Figure 4.1 Historical development of atmospheric carbonpatterns
A shift to bio-based building materials by 2060 can replenish the carbon pool and reduce atmospheric carbon
If managed responsibly, renewable bio-based building materials have a unique capacity to drive reductions in atmospheric carbon by: 1) matching renewable resources to building material applications, at lower carbon footprints, and 2) serving as a global carbon sink (see Figure 4.1). Timber is the leading bio-based building material being used at scale. Although promising technological product innovations are available to address rising demand for timber in developed countries, demand outpaces forest regrowth and relies on a limited range of tree species (Pomponi et al. 2020). Global timber demand has a large impact on tropical forests, especially since many tropical countries do not have sufficient financial and infrastructural resources to improve material efficiency and sustainable forest management.
Increased investment is needed to develop regenerative methods of managing global forests and agricultural lands. The potential to redirect biomass residues into cost-competitive construction products, such as cementitious binders, bricks, panels, and structural components, could incentivize more careful and productive management. Compounding benefits include the capacity to store carbon within building materials and products, thereby reducing climate change emissions from decaying matter, forest fires and the burning of crop waste. Further, major carbon sequestration benefits could come from new cooperative approaches between builders and forest managers to increase the biodiversity of forests through the selection of functional attributes for building materials according to species (Osborne et al., 2023)

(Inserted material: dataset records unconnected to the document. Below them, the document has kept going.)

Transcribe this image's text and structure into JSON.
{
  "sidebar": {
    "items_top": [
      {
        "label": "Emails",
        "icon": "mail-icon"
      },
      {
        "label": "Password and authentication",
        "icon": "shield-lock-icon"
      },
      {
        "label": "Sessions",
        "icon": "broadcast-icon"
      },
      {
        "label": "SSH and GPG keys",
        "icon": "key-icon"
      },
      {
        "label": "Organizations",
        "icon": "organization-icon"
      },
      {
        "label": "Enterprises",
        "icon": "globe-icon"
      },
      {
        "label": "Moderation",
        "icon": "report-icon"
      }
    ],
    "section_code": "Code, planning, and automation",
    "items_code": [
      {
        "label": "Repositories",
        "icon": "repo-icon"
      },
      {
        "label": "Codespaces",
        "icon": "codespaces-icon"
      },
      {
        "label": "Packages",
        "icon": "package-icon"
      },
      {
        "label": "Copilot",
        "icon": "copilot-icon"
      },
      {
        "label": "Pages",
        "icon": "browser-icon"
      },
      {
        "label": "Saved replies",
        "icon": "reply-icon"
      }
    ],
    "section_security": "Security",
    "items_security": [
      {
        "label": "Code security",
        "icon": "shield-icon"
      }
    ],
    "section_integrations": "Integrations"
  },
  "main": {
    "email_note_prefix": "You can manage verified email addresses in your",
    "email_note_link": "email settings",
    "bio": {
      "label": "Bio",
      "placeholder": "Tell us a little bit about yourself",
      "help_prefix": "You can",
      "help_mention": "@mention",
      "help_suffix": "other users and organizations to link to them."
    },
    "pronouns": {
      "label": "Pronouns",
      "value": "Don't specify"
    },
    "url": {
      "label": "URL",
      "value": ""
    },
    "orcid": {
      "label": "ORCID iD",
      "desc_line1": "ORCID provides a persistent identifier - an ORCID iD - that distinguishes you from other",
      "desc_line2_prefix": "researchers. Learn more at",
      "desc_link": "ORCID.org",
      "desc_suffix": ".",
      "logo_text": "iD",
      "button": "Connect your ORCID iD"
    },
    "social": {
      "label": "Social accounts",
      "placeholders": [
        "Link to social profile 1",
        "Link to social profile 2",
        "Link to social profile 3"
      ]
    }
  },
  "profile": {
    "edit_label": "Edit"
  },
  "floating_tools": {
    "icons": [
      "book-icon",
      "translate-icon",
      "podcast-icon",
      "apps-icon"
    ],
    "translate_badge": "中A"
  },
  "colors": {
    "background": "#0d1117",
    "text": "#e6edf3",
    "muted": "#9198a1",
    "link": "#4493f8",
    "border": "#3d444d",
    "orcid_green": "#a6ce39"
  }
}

A promising avenue to alleviate pressure on timber resources is the development and use of reconstituted wood products from non-timber lignocellulosic residues from forestry, agricultural and food “waste.” Today, most of the biomass from agricultural by-products is either abandoned on land (generating greenhouse gas emissions through natural decomposition) or burned (releasing carbon directly to the atmosphere). Within forests, excess biomass residues can feed and exacerbate wildfires (Sahoo et al. 2021). Meanwhile, in urban areas, waste biomass is typically either landfilled or combusted for energy recovery, both of which are more carbon-intensive pathways than converting this waste into valuable building materials (Tripathi et al. 2019; Lan, Zhang and Yao 2022). Scaling biomass residues from agriculture requires a biodiverse and material-efficient approach to avoid worsening the negative environmental and labour impacts of monoculture agriculture.